Miscommunication on Sirius method (a8uY,ArEw,BB9w)

We carefully answer the reviewer's confusion and take in their suggestions in our further refined version of the paper. Reviewers raising the concern reflect that their concerns are addressed during further exchange.

Lack of empirical evaluations (ArEw)

We further evaluate Sirius across 6 different models on 7 different tasks ranging from arithmetic reasoning, commonsense reasoning, and coding. The experiments have shown that Sirius is effective in general settings. The review expressed the concern is effectively "alleviated".

Given the similar parameter count, the more well-trained the model is, the more degradation would be (a8uY)

The original claim isn't clearly defined, which is corrected: given the similar parameter count, the more well-trained (powerful) the model is, the more degradation contextual sparsity would bring to the sparse model. To support the claim, we present experiments comparing Llama-2-7B to Llama-3-8B and Llama-2-70B to Llama-3-70B. We show clearly that given the similar parameter size, Llama-3 models that generally score higher than Llama-2, lose accuracy much more from CS under different sparsity levels. We believe that the experiment concretely validates the claim. Also, the observation makes the challenge more urgent when models now become more well-trained given the same parameter size. We deeply appreciate this concern raised.

However, since the results are presented at the last minute, we worry that the reviewer doesn't have enough time to go through and provide feedback.

We wish that the overview we presented is concise for reviewers and AC. Also, we hope that the overlooked and important problem our work revealed will be attended to by the efficiency community, and Sirius will be the pioneering step in bridging the gap between contextually sparse models and the full models.

Sincerely,

Paper20976 Authors

最终决定Accept (poster)

2024-09-25

This paper investigates the contextual sparsity, by first studying the success and failure patterns of applying contextual sparsity method to modern LLMs.

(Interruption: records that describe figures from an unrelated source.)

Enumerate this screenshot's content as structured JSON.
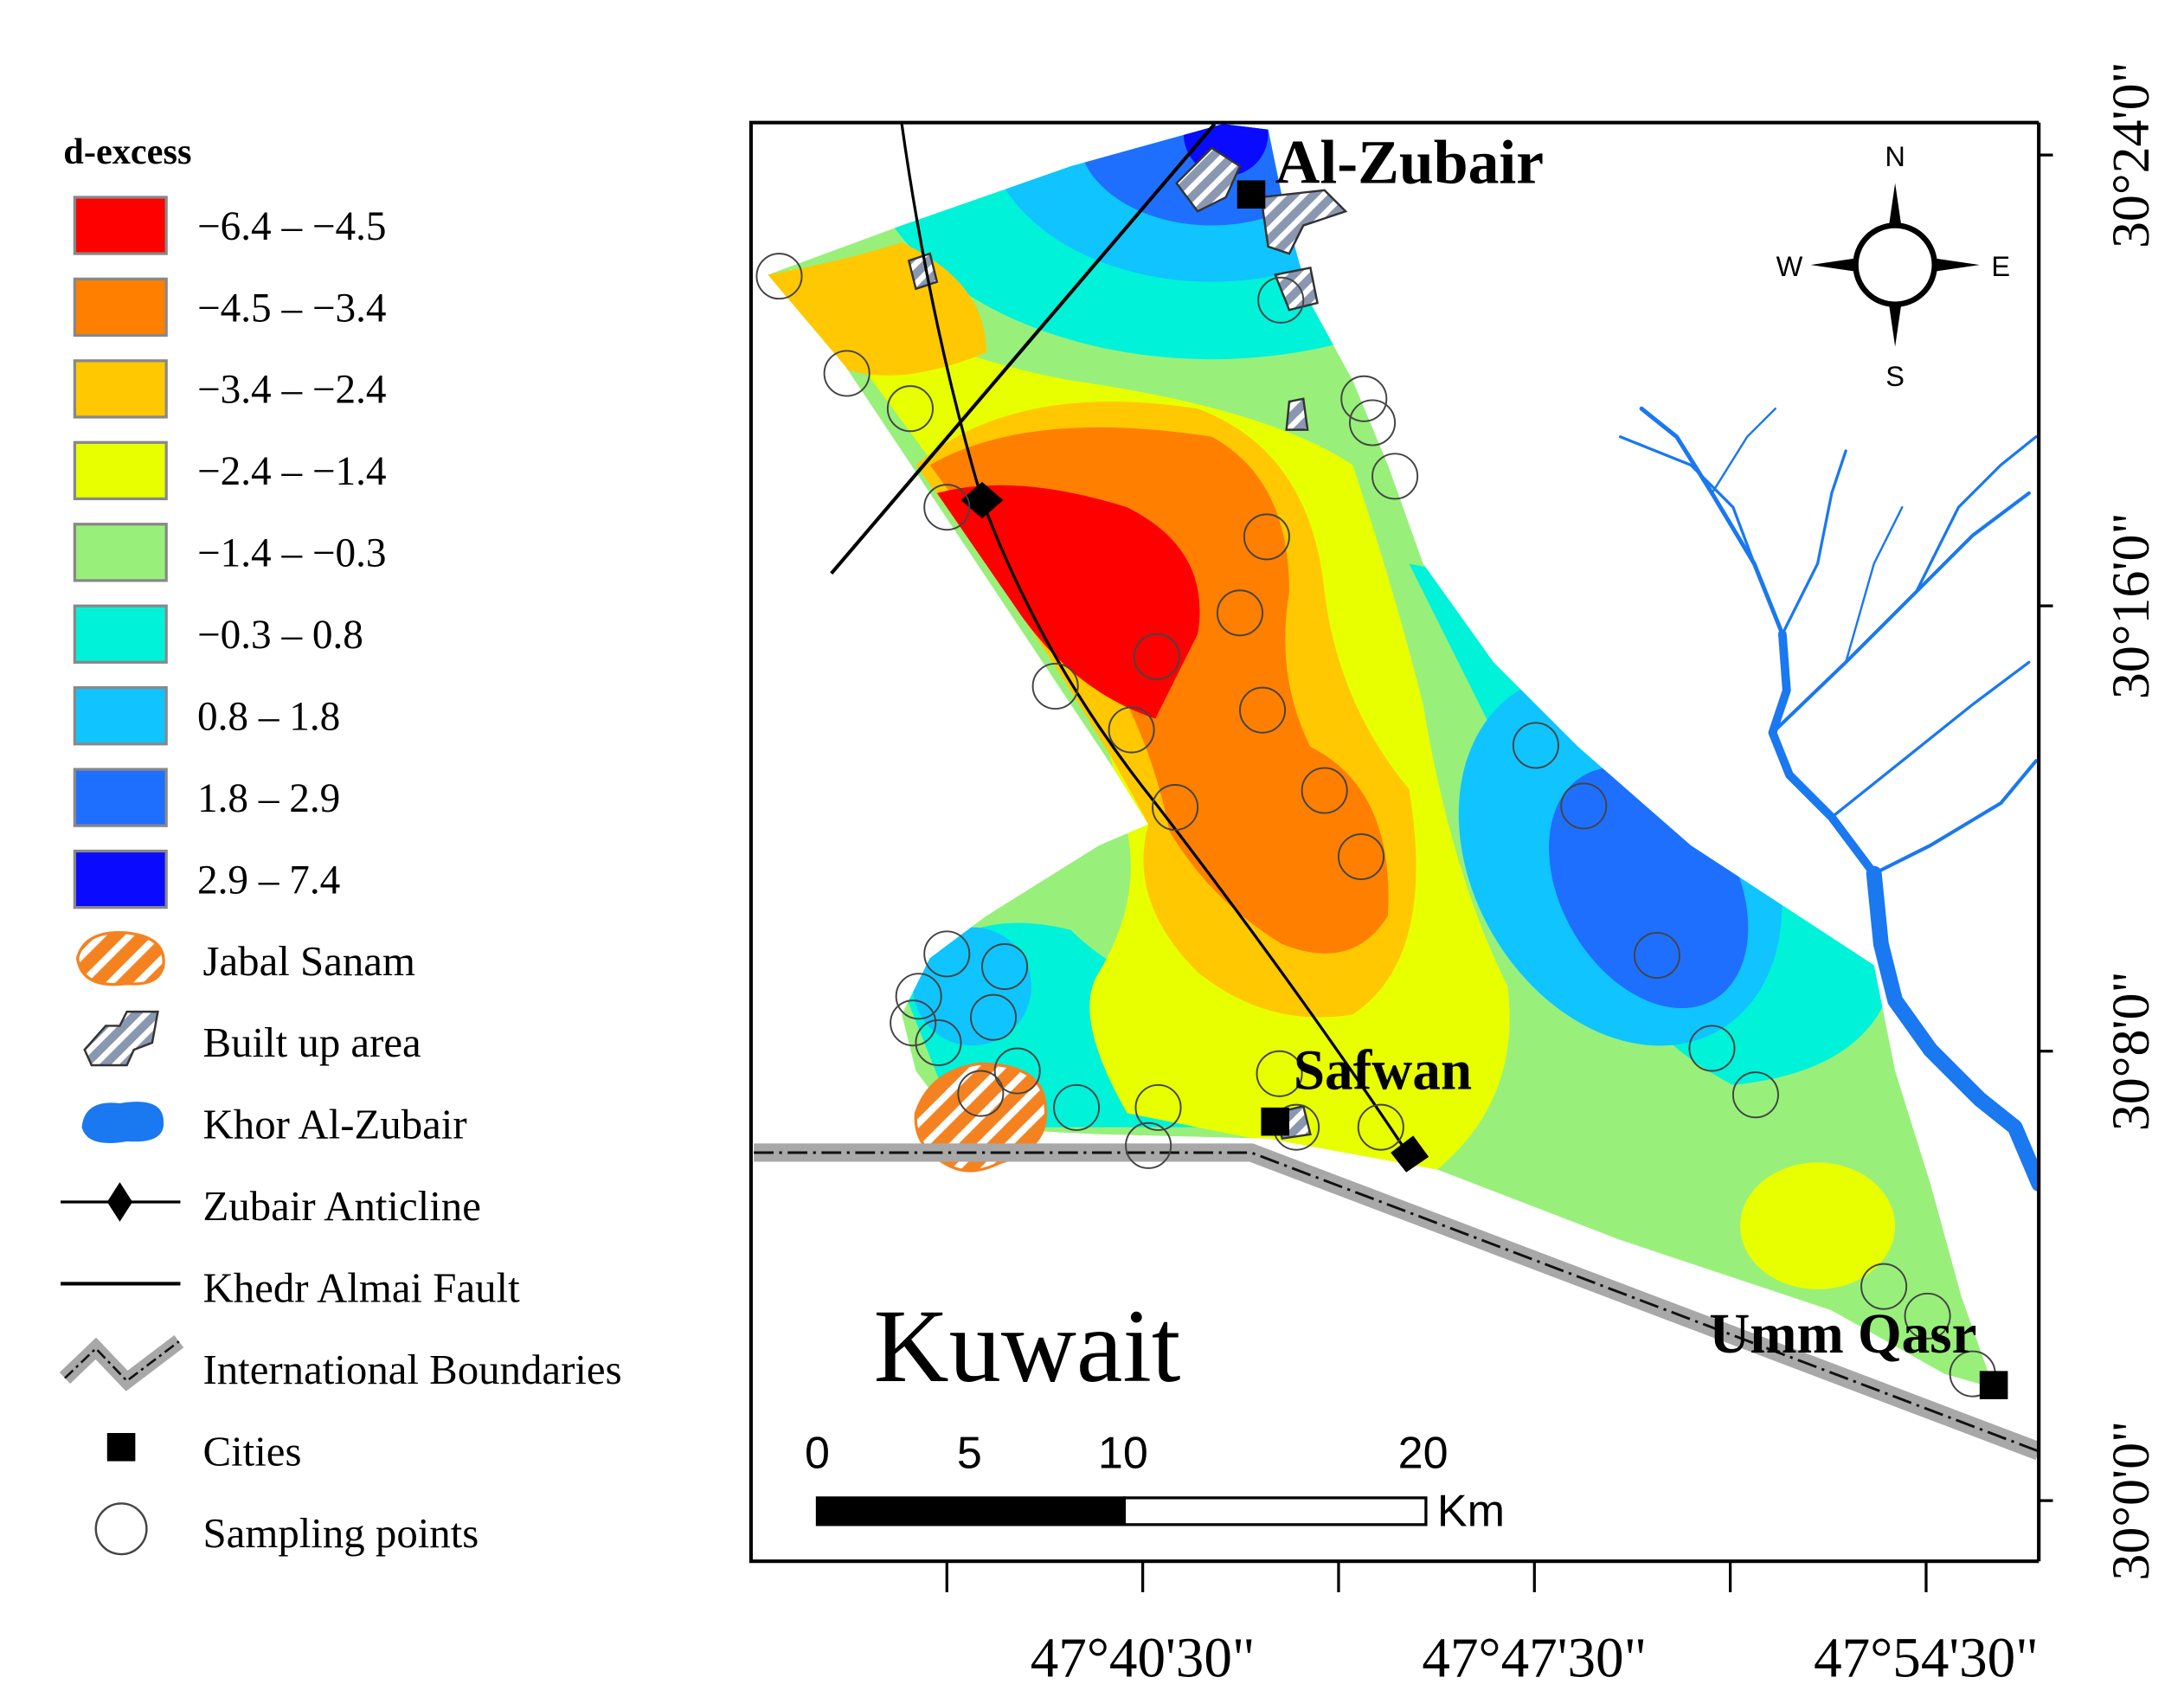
{
  "legend": {
    "title": "d-excess",
    "ranges": [
      {
        "label": "−6.4 – −4.5",
        "color": "#ff0000"
      },
      {
        "label": "−4.5 – −3.4",
        "color": "#ff7f00"
      },
      {
        "label": "−3.4 – −2.4",
        "color": "#ffc800"
      },
      {
        "label": "−2.4 – −1.4",
        "color": "#e8ff00"
      },
      {
        "label": "−1.4 – −0.3",
        "color": "#98f07a"
      },
      {
        "label": "−0.3 – 0.8",
        "color": "#00f2d9"
      },
      {
        "label": "0.8 – 1.8",
        "color": "#10c4ff"
      },
      {
        "label": "1.8 – 2.9",
        "color": "#1f6fff"
      },
      {
        "label": "2.9 – 7.4",
        "color": "#0a0aff"
      }
    ],
    "symbols": [
      "Jabal Sanam",
      "Built up area",
      "Khor Al-Zubair",
      "Zubair Anticline",
      "Khedr Almai Fault",
      "International Boundaries",
      "Cities",
      "Sampling points"
    ]
  },
  "map": {
    "places": [
      "Al-Zubair",
      "Safwan",
      "Umm Qasr"
    ],
    "country": "Kuwait",
    "compass": {
      "N": "N",
      "E": "E",
      "S": "S",
      "W": "W"
    },
    "scale": {
      "labels": [
        "0",
        "5",
        "10",
        "20"
      ],
      "unit": "Km"
    },
    "latitude_labels": [
      "30°24'0\"",
      "30°16'0\"",
      "30°8'0\"",
      "30°0'0\""
    ],
    "longitude_labels": [
      "47°40'30\"",
      "47°47'30\"",
      "47°54'30\""
    ]
  }
}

The study indicates that the contextual sparsity method often fails in reasoning and deduction tasks like GSM8K. The authors then propose a novel approach, SIRIUS, to improve the contextual sparsity according to the observation. The approach employed speculative decoding like technique to self-correct the decoding process. Experiments show the proposed change leads to a significant improvement in the GSM8K task while maintain the performance on other tasks.

The authors are very engaged in the rebuttal process, although there are still some concerns like the improvement is relative light compared to the performance drop, most reviewers are positive about the paper. And the study of it is indeed motivated and the results supports most of the claims.